Clinical and biochemical factors associated with area and metabolic activity in the visceral and subcutaneous adipose tissues by FDG-PET/CT.

Abstract

Body fat distribution and inflammation may play a role in metabolic derangements and cardiovascular disease in obesity. The aim of this study is to investigate clinical and biochemical factors associated with area and metabolic activity in the visceral and subcutaneous adipose tissues (VAT and SAT). (18)F-fluorodeoxyglucose-positron emission tomography and computed tomography imaging was performed in 251 consecutive subjects (62.6 ± 9.3 y) for risk screening. We examined which clinical, anthropometric, metabolic, and inflammatory variables including advanced glycation end products (AGEs) and pigment epithelium-derived factor (PEDF) were independently associated with area and metabolic activity in VAT and SAT. Adipose tissue area was determined with computed tomography, whereas metabolic activity was assessed by (18)F-fluorodeoxyglucose uptake expressed as a target to background ratio (TBR) of blood-normalized standardized uptake.
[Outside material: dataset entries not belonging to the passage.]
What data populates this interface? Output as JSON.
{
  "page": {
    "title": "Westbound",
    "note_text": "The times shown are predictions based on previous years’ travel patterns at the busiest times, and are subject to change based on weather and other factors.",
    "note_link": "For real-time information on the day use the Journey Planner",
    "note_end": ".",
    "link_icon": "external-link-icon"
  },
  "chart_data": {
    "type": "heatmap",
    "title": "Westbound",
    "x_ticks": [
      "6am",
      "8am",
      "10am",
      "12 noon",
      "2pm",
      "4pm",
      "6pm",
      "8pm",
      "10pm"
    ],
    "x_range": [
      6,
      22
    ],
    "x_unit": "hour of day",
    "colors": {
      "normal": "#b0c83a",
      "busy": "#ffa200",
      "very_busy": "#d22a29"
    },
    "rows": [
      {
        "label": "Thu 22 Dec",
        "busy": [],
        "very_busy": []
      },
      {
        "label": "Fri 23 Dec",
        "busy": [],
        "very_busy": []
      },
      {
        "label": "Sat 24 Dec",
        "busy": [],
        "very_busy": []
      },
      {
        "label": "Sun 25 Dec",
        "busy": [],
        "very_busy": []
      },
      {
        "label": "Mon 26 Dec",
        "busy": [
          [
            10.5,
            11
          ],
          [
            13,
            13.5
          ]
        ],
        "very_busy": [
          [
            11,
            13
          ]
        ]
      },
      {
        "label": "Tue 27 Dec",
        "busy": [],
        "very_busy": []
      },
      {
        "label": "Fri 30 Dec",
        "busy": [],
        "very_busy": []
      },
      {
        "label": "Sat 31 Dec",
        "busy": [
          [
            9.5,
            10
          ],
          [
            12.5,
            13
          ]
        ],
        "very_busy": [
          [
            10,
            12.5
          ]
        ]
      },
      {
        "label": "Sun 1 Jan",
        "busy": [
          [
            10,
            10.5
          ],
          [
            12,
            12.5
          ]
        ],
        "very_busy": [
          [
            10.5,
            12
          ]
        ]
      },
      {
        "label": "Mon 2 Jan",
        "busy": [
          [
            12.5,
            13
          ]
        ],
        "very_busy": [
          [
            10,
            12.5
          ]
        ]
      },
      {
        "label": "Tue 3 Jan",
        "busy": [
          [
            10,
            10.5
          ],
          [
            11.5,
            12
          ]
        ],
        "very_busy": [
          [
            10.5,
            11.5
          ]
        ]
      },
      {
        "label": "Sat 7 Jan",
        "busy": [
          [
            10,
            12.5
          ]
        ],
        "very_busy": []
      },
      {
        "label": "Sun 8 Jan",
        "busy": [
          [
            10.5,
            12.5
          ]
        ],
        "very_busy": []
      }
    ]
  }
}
Serum levels of AGEs and PEDF were 9.81 ± 3.21 U/mL and 14.0 (range 10.8-17.7) μg/mL, respectively. Although the area in VAT and SAT was associated with waist circumference and sex, each adipose tissue area and TBR had different metabolic risk profiles. The TBR value in VAT was higher than that in SAT. In a multiple stepwise regression analysis, AGEs and medication for hypertension were independently associated with VAT TBR (R(2) = 0.102), whereas medication for diabetes, mean intima-media thickness, AGEs, and PEDF were the independent correlates of SAT TBR (R(2) = 0.132). The present study demonstrated that area and metabolic activity in VAT and SAT could be differently regulated, suggesting the involvement of AGEs and PEDF in adipose tissue inflammation.